Se dice que la muerte todo lo iguala, pero antes, en la vida, ya estamos igualados en la condición mortal que compartimos
Porque, antes, solo la minoría podía ser selecta y a ella le pertenecían en propiedad tanto la alta tecnología como la alta costura y todas las restantes alturas de este ancho mundo. El nombre que la minoría privilegiada inventó para designar esa inmensa mayoría fue el de masa. Hay que ver el desdén con que todavía hoy se pronuncia esa palabra, que en la literatura se dice vulgo, de donde viene el concepto contemporáneo de vulgaridad. Para el exquisito de nariz arrugada que contempla la realidad a través de mil sirvientes interpuestos, la mayoría conforma una masa informe, indistinta, grosera, destinada por decreto de la naturaleza a funciones subalternas, siendo la primera de ellas la docilidad a las élites rectoras, y su peor pecado, la rebelión contra los egregios (masa damnata). Este elitismo, que divide a la sociedad en dos géneros estancos, ha estado operando desde el origen de los tiempos hasta que, en el pasado siglo, Occidente, por fin, desarrolló un fino sentido para la dignidad inmanente y autónoma de todos los hombres por el hecho de serlo.

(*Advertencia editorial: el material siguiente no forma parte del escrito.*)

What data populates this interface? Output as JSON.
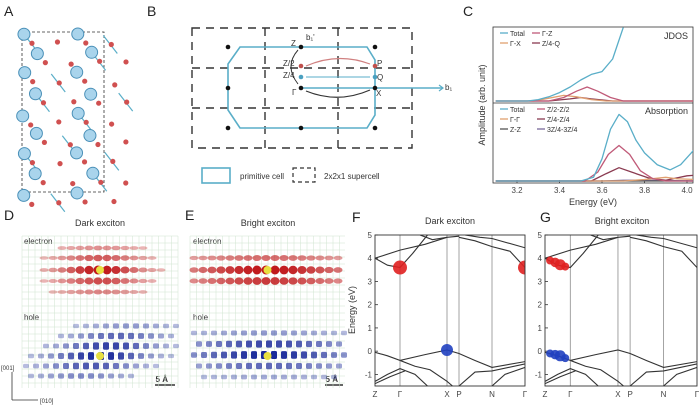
{
  "panels": {
    "A": {
      "label": "A"
    },
    "B": {
      "label": "B",
      "points": {
        "Z": "Z",
        "P": "P",
        "Q": "Q",
        "X": "X",
        "Gamma": "Γ",
        "Z2": "Z/2",
        "Z4": "Z/4"
      },
      "b1": "b₁",
      "b1p": "b₁'",
      "legend": {
        "primitive": "primitive cell",
        "supercell": "2x2x1 supercell"
      },
      "colors": {
        "primitive": "#5aaec8",
        "red": "#c0504d",
        "blue": "#4aa0c0"
      }
    },
    "C": {
      "label": "C"
    },
    "D": {
      "label": "D",
      "title": "Dark exciton",
      "electron": "electron",
      "hole": "hole",
      "scale": "5 Å"
    },
    "E": {
      "label": "E",
      "title": "Bright exciton",
      "electron": "electron",
      "hole": "hole",
      "scale": "5 Å"
    },
    "F": {
      "label": "F",
      "title": "Dark exciton"
    },
    "G": {
      "label": "G",
      "title": "Bright exciton"
    },
    "axes_dir": {
      "up": "[001]",
      "right": "[010]"
    }
  },
  "chart_data": [
    {
      "type": "line",
      "panel": "C",
      "xlabel": "Energy (eV)",
      "ylabel": "Amplitude (arb. unit)",
      "xlim": [
        3.1,
        4.05
      ],
      "xticks": [
        "3.2",
        "3.4",
        "3.6",
        "3.8",
        "4.0"
      ],
      "subplots": [
        {
          "title": "JDOS",
          "series": [
            {
              "name": "Total",
              "color": "#5aaec8",
              "x": [
                3.1,
                3.25,
                3.3,
                3.35,
                3.4,
                3.45,
                3.5,
                3.55,
                3.6,
                3.65,
                3.7
              ],
              "y": [
                0,
                0,
                0.02,
                0.06,
                0.12,
                0.2,
                0.3,
                0.38,
                0.42,
                0.6,
                1.05
              ]
            },
            {
              "name": "Γ-Z",
              "color": "#c05a78",
              "x": [
                3.1,
                3.35,
                3.42,
                3.48,
                3.53,
                3.58,
                3.64,
                3.7,
                4.05
              ],
              "y": [
                0,
                0,
                0.05,
                0.14,
                0.2,
                0.14,
                0.05,
                0,
                0
              ]
            },
            {
              "name": "Γ-X",
              "color": "#e0a070",
              "x": [
                3.1,
                3.28,
                3.35,
                3.42,
                3.48,
                3.55,
                3.62,
                4.05
              ],
              "y": [
                0,
                0,
                0.04,
                0.08,
                0.06,
                0.02,
                0,
                0
              ]
            },
            {
              "name": "Z/4-Q",
              "color": "#8a3a50",
              "x": [
                3.1,
                3.35,
                3.45,
                3.5,
                3.55,
                3.65,
                4.05
              ],
              "y": [
                0,
                0,
                0.03,
                0.05,
                0.03,
                0,
                0
              ]
            }
          ]
        },
        {
          "title": "Absorption",
          "series": [
            {
              "name": "Total",
              "color": "#5aaec8",
              "x": [
                3.1,
                3.5,
                3.56,
                3.6,
                3.64,
                3.68,
                3.72,
                3.76,
                3.8,
                3.86,
                3.92,
                3.97,
                4.02,
                4.05
              ],
              "y": [
                0,
                0,
                0.05,
                0.3,
                0.7,
                0.9,
                0.8,
                0.55,
                0.38,
                0.22,
                0.15,
                0.22,
                0.38,
                0.48
              ]
            },
            {
              "name": "Z/2-Z/2",
              "color": "#c05a78",
              "x": [
                3.1,
                3.52,
                3.58,
                3.63,
                3.68,
                3.73,
                3.78,
                3.84,
                3.9,
                4.05
              ],
              "y": [
                0,
                0,
                0.12,
                0.36,
                0.48,
                0.36,
                0.14,
                0.03,
                0,
                0
              ]
            },
            {
              "name": "Γ-Γ",
              "color": "#e0a070",
              "x": [
                3.1,
                3.7,
                3.8,
                3.9,
                3.95,
                4.05
              ],
              "y": [
                0,
                0,
                0.02,
                0.05,
                0.03,
                0.02
              ]
            },
            {
              "name": "Z/4-Z/4",
              "color": "#8a3a50",
              "x": [
                3.1,
                3.55,
                3.62,
                3.68,
                3.74,
                3.82,
                3.9,
                4.0,
                4.05
              ],
              "y": [
                0,
                0,
                0.1,
                0.18,
                0.12,
                0.04,
                0.01,
                0.07,
                0.08
              ]
            },
            {
              "name": "Z-Z",
              "color": "#555555",
              "x": [
                3.1,
                4.05
              ],
              "y": [
                0,
                0
              ]
            },
            {
              "name": "3Z/4-3Z/4",
              "color": "#7a6a9a",
              "x": [
                3.1,
                3.6,
                3.7,
                3.8,
                4.05
              ],
              "y": [
                0,
                0,
                0.01,
                0.01,
                0
              ]
            }
          ]
        }
      ]
    },
    {
      "type": "line",
      "panel": "F",
      "title": "Dark exciton",
      "ylabel": "Energy (eV)",
      "ylim": [
        -1.5,
        5
      ],
      "yticks": [
        "-1",
        "0",
        "1",
        "2",
        "3",
        "4",
        "5"
      ],
      "kpoints": [
        {
          "label": "Z",
          "k": 0
        },
        {
          "label": "Γ",
          "k": 1
        },
        {
          "label": "X",
          "k": 2.88
        },
        {
          "label": "P",
          "k": 3.36
        },
        {
          "label": "N",
          "k": 4.68
        },
        {
          "label": "Γ",
          "k": 6
        }
      ],
      "markers": [
        {
          "k": 1,
          "E": 3.6,
          "color": "#e02020",
          "weight": 1
        },
        {
          "k": 6,
          "E": 3.6,
          "color": "#e02020",
          "weight": 1
        },
        {
          "k": 2.88,
          "E": 0.05,
          "color": "#2040c0",
          "weight": 0.8
        }
      ]
    },
    {
      "type": "line",
      "panel": "G",
      "title": "Bright exciton",
      "ylabel": "",
      "ylim": [
        -1.5,
        5
      ],
      "yticks": [
        "-1",
        "0",
        "1",
        "2",
        "3",
        "4",
        "5"
      ],
      "kpoints": [
        {
          "label": "Z",
          "k": 0
        },
        {
          "label": "Γ",
          "k": 1
        },
        {
          "label": "X",
          "k": 2.88
        },
        {
          "label": "P",
          "k": 3.36
        },
        {
          "label": "N",
          "k": 4.68
        },
        {
          "label": "Γ",
          "k": 6
        }
      ],
      "markers": [
        {
          "k": 0.2,
          "E": 3.9,
          "color": "#e02020",
          "weight": 0.4
        },
        {
          "k": 0.4,
          "E": 3.82,
          "color": "#e02020",
          "weight": 0.55
        },
        {
          "k": 0.6,
          "E": 3.72,
          "color": "#e02020",
          "weight": 0.7
        },
        {
          "k": 0.8,
          "E": 3.64,
          "color": "#e02020",
          "weight": 0.4
        },
        {
          "k": 0.2,
          "E": -0.1,
          "color": "#2040c0",
          "weight": 0.4
        },
        {
          "k": 0.4,
          "E": -0.15,
          "color": "#2040c0",
          "weight": 0.55
        },
        {
          "k": 0.6,
          "E": -0.2,
          "color": "#2040c0",
          "weight": 0.7
        },
        {
          "k": 0.8,
          "E": -0.3,
          "color": "#2040c0",
          "weight": 0.4
        }
      ]
    }
  ],
  "bands": [
    [
      [
        0,
        4.0
      ],
      [
        0.5,
        3.7
      ],
      [
        1,
        3.6
      ],
      [
        1.5,
        4.2
      ],
      [
        2.1,
        5.0
      ]
    ],
    [
      [
        0,
        4.0
      ],
      [
        1,
        4.35
      ],
      [
        2,
        4.6
      ],
      [
        2.88,
        4.9
      ],
      [
        3.36,
        4.95
      ]
    ],
    [
      [
        1.8,
        5.0
      ],
      [
        2.3,
        4.8
      ],
      [
        2.88,
        4.9
      ]
    ],
    [
      [
        3.36,
        4.9
      ],
      [
        4.0,
        4.75
      ],
      [
        4.68,
        4.5
      ],
      [
        5.4,
        4.3
      ],
      [
        6,
        3.6
      ]
    ],
    [
      [
        3.6,
        5.0
      ],
      [
        4.2,
        4.9
      ],
      [
        4.68,
        4.85
      ],
      [
        6,
        4.45
      ]
    ],
    [
      [
        0,
        -0.05
      ],
      [
        0.5,
        -0.2
      ],
      [
        1,
        -0.4
      ],
      [
        2,
        -0.15
      ],
      [
        2.88,
        0.05
      ],
      [
        3.36,
        -0.1
      ],
      [
        4.0,
        -0.4
      ],
      [
        4.68,
        -0.7
      ],
      [
        6,
        -0.45
      ]
    ],
    [
      [
        0,
        -1.3
      ],
      [
        0.5,
        -1.0
      ],
      [
        1,
        -0.75
      ],
      [
        1.6,
        -1.0
      ],
      [
        2.1,
        -1.5
      ]
    ],
    [
      [
        1,
        -0.4
      ],
      [
        1.6,
        -0.65
      ],
      [
        2.2,
        -0.8
      ],
      [
        2.88,
        -1.3
      ],
      [
        3.1,
        -1.5
      ]
    ],
    [
      [
        3.36,
        -1.5
      ],
      [
        4.0,
        -0.9
      ],
      [
        4.68,
        -0.85
      ],
      [
        6,
        -0.55
      ]
    ],
    [
      [
        4.68,
        -1.5
      ],
      [
        5.2,
        -1.0
      ],
      [
        6,
        -0.7
      ]
    ],
    [
      [
        0,
        -1.4
      ],
      [
        0.6,
        -1.1
      ],
      [
        1.2,
        -0.85
      ]
    ]
  ]
}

Lo dijo el machadiano Juan de Mairena: «Recordad el proverbio de Castilla: ‘Nadie es más que nadie’. Esto quiere decir cuánto es difícil aventajarse a todos, porque, por mucho que un hombre valga, nunca tendrá valor más alto que el de ser hombre». Haciendo abstracción de los accidentes que nos diferencian, todos somos iguales en lo de verdad importante. Aunque la variedad de circunstancias biológicas enriquece lo humano, todos pertenecemos al común de los mortales. Se dice que la muerte todo lo iguala; pero, antes de ella, en la vida, ya estamos igualados en la condición mortal que compartimos. La experiencia fundamental del vivir y envejecer, que es personalísima y en la que nadie puede sustituirnos, nos nivela de forma definitiva. Nadie posee la llave de la vida y por eso todos enmudecemos por igual ante su devenir enigmático, que no entiende de minorías selectas ni de tutelas de unos sobre otros.